Large language model (LLM)-based agents have emerged as powerful autonomous controllers for digital environments, including mobile interfaces, operating systems, and web browsers. Web navigation, for example, requires handling dynamic content and long sequences of actions, making it particularly challenging. Existing LLM-based agents struggle with long-horizon planning in two main ways. During online execution, they often lose track as new information arrives, lacking a clear and adaptive path toward the final goal. This issue is further exacerbated during reinforcement learning (RL) fine-tuning, where sparse and delayed rewards make it difficult for agents to identify which actions lead to success, preventing them from maintaining coherent reasoning over extended tasks. To address these challenges, we propose two contributions. First, we introduce an agent framework that leverages proprietary models for online planning through subgoal decomposition.
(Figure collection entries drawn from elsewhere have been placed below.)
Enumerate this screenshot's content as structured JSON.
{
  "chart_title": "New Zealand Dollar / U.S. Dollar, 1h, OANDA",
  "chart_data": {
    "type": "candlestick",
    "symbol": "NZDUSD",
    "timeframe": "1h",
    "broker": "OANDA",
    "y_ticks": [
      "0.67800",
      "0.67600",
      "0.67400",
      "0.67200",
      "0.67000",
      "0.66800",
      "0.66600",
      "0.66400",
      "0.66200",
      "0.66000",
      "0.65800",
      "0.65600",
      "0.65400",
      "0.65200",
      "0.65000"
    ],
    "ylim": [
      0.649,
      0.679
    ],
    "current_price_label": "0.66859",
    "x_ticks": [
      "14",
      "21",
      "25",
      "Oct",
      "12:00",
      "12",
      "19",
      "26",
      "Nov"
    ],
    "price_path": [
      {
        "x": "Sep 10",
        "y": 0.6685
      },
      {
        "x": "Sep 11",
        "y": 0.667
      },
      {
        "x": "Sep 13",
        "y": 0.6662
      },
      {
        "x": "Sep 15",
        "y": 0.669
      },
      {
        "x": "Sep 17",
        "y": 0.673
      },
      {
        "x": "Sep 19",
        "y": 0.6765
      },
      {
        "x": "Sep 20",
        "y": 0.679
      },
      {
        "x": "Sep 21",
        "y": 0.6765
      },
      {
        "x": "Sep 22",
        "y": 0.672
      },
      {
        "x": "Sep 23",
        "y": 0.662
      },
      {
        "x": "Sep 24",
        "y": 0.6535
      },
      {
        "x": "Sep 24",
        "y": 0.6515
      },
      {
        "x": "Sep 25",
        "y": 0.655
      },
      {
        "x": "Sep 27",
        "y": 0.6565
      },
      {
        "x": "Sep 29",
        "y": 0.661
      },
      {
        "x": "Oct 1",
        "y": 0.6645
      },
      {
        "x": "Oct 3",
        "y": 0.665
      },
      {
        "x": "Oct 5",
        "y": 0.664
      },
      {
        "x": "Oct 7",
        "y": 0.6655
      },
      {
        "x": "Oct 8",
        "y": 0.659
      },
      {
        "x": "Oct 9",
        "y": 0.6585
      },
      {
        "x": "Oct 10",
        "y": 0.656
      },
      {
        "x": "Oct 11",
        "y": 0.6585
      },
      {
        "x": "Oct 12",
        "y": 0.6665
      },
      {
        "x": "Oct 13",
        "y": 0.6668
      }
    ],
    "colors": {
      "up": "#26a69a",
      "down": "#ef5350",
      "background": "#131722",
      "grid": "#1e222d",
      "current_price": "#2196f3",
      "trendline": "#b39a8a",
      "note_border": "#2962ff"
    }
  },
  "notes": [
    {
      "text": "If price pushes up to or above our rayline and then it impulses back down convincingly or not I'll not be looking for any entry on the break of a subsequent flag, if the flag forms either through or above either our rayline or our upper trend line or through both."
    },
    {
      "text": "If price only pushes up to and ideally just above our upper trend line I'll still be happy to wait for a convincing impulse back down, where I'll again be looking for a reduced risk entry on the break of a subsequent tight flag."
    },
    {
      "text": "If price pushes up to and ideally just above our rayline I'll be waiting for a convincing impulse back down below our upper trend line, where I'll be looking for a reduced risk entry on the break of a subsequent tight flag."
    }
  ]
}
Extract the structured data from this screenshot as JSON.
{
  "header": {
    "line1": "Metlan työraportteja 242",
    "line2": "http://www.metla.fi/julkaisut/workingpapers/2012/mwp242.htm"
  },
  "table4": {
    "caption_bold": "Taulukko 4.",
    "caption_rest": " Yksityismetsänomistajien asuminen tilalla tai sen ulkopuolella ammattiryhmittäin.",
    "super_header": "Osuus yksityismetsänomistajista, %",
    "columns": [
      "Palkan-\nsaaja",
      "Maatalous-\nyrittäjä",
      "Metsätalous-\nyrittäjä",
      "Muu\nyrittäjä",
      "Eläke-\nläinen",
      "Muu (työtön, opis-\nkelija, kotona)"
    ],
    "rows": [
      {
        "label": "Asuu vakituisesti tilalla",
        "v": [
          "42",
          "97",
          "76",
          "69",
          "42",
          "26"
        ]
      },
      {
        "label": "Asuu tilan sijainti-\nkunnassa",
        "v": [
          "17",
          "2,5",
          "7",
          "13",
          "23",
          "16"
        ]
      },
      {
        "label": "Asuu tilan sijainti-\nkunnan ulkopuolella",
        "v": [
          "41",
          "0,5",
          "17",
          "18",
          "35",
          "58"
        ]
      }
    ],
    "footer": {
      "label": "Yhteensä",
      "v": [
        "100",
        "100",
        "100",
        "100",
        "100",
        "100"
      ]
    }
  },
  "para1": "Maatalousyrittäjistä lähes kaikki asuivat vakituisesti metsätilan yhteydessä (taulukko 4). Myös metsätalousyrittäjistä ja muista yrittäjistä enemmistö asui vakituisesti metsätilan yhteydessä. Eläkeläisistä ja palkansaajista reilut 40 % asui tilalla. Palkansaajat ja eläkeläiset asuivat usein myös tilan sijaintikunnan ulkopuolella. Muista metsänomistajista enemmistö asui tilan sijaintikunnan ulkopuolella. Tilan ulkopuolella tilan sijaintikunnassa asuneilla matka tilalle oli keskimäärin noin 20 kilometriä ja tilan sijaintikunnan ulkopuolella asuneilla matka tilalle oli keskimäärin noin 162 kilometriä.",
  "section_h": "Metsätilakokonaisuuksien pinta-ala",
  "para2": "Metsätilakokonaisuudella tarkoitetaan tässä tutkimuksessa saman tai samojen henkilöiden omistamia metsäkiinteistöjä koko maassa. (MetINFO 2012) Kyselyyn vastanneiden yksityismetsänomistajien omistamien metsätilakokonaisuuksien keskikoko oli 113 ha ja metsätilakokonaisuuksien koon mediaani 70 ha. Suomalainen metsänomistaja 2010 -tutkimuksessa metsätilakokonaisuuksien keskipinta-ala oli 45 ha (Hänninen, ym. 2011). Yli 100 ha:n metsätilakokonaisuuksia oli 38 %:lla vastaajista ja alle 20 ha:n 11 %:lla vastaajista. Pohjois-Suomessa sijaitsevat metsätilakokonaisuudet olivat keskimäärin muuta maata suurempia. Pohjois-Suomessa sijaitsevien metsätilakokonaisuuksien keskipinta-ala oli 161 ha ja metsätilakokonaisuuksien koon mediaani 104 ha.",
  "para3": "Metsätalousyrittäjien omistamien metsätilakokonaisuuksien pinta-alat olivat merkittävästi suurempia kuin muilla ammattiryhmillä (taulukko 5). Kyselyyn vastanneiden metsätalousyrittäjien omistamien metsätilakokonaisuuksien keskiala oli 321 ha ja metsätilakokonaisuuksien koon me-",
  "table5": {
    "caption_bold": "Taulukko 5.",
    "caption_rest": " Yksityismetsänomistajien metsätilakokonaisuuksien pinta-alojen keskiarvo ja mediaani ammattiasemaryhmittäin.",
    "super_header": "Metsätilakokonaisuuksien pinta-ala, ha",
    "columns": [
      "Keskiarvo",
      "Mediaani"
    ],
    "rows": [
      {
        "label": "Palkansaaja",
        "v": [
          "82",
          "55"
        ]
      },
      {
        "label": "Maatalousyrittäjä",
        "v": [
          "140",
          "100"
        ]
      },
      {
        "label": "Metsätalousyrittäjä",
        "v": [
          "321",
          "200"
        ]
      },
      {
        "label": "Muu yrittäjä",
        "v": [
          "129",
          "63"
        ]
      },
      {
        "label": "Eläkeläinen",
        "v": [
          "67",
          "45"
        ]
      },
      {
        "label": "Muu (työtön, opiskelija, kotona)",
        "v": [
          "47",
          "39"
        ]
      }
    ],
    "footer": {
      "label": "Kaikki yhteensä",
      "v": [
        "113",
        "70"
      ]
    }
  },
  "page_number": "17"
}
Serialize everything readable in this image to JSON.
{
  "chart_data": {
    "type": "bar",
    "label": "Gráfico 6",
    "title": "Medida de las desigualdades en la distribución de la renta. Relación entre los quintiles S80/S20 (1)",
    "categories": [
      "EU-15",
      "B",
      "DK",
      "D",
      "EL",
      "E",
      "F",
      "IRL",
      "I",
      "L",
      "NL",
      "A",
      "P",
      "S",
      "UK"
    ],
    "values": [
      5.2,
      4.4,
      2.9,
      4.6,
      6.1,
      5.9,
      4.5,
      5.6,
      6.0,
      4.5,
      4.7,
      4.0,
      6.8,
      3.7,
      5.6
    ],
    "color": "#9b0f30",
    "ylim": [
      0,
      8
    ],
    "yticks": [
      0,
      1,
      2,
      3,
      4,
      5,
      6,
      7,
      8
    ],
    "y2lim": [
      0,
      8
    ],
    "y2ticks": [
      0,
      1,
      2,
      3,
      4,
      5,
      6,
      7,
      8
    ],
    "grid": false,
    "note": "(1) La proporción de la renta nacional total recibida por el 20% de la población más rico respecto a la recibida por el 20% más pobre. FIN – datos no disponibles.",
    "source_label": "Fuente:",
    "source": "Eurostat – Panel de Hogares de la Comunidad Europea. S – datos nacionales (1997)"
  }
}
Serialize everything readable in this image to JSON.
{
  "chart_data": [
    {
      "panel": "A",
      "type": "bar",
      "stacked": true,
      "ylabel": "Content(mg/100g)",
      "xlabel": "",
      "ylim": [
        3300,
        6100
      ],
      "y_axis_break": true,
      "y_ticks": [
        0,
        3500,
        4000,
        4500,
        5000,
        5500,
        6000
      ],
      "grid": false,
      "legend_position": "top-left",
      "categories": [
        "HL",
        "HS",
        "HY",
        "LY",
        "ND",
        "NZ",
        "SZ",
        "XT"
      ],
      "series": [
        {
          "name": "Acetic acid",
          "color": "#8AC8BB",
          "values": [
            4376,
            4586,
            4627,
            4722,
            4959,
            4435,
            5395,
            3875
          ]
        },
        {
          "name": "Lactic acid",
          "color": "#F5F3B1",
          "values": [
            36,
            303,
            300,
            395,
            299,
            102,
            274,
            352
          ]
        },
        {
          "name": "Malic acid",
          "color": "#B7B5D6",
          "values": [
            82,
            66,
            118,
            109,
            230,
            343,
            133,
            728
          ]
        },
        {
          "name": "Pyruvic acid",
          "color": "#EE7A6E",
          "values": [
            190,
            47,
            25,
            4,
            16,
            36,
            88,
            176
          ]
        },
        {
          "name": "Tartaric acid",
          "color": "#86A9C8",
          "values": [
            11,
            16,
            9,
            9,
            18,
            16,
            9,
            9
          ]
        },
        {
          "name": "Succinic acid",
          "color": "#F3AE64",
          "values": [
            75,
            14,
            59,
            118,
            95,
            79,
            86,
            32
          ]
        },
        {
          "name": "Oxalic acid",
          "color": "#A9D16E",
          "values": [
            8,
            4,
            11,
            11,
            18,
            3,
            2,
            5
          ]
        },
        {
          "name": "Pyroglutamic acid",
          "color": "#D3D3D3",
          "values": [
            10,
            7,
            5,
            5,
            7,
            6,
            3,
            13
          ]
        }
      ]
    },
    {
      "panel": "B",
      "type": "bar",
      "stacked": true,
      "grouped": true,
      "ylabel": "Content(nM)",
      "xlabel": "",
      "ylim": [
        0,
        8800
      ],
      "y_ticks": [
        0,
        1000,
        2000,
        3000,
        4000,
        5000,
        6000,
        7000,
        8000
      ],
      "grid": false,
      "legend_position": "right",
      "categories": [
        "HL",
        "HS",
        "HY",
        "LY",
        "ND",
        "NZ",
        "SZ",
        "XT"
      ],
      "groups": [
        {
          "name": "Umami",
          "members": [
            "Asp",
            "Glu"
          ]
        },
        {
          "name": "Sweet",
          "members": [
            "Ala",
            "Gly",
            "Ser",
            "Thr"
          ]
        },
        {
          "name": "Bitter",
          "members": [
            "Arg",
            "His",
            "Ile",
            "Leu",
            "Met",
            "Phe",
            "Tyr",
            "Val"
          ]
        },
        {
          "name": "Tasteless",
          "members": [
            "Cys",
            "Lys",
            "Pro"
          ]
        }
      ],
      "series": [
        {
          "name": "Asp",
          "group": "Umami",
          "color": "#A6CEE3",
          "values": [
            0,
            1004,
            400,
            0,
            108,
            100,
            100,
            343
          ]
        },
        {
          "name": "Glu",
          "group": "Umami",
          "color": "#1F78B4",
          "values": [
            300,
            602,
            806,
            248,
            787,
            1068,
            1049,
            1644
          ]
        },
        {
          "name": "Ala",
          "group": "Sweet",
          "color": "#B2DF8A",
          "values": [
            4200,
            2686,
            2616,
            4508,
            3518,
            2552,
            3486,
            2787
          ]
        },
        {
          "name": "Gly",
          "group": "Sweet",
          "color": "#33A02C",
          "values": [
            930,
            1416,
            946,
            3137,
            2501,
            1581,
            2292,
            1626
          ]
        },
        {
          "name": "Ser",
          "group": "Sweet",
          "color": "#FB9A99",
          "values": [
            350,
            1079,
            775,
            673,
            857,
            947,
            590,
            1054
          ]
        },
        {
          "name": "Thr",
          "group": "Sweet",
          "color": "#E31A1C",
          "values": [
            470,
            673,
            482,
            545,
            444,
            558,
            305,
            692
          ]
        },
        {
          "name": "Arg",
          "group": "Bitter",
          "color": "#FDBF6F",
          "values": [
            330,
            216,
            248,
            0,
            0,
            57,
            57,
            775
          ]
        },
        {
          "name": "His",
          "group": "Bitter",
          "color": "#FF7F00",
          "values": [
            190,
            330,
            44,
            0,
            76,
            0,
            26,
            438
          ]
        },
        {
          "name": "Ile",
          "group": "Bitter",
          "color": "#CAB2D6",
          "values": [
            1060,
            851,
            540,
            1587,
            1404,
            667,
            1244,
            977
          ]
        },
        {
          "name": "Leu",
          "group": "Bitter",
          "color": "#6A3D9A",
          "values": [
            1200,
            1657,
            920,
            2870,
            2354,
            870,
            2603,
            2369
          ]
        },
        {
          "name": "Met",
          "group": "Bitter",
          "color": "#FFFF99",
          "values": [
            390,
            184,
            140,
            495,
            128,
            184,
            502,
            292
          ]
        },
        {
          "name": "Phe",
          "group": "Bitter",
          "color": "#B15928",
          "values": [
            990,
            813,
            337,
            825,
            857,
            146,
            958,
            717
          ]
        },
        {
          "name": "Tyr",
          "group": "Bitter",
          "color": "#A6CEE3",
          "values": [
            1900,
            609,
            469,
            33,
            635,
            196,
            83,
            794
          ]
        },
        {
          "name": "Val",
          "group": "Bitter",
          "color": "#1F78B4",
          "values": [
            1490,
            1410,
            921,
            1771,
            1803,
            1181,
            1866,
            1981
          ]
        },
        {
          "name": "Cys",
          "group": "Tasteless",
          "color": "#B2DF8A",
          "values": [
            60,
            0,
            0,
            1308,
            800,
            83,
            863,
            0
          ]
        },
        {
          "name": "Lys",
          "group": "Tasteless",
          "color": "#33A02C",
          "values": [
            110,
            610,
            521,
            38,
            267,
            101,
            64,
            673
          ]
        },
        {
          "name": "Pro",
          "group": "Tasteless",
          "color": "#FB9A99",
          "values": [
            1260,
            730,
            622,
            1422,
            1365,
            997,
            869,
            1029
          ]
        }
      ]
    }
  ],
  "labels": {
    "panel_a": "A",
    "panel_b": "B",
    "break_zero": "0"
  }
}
Second, we present MiRA (Milestoning your Reinforcement Learning Enhanced Agent), an RL training framework that uses dense, milestone-based reward signals. The real-time planning mechanism improves proprietary models such as Gemini by approximately a 10% absolute increase in success rate (SR) on the WebArena-Lite benchmark. Meanwhile, applying MiRA to the open Gemma3-12B model increases its success rate from 6.4% to 43.0%. This performance surpasses proprietary systems such as GPT-4-Turbo (17.6%) and GPT-4o (13.9%), as well as the previous open-model state of the art, WebRL (38.4%). Overall, our findings demonstrate that combining explicit inference-time planning with milestone-based rewards significantly improves an agent's long-horizon capabilities, paving the way for more robust and general-purpose autonomous systems.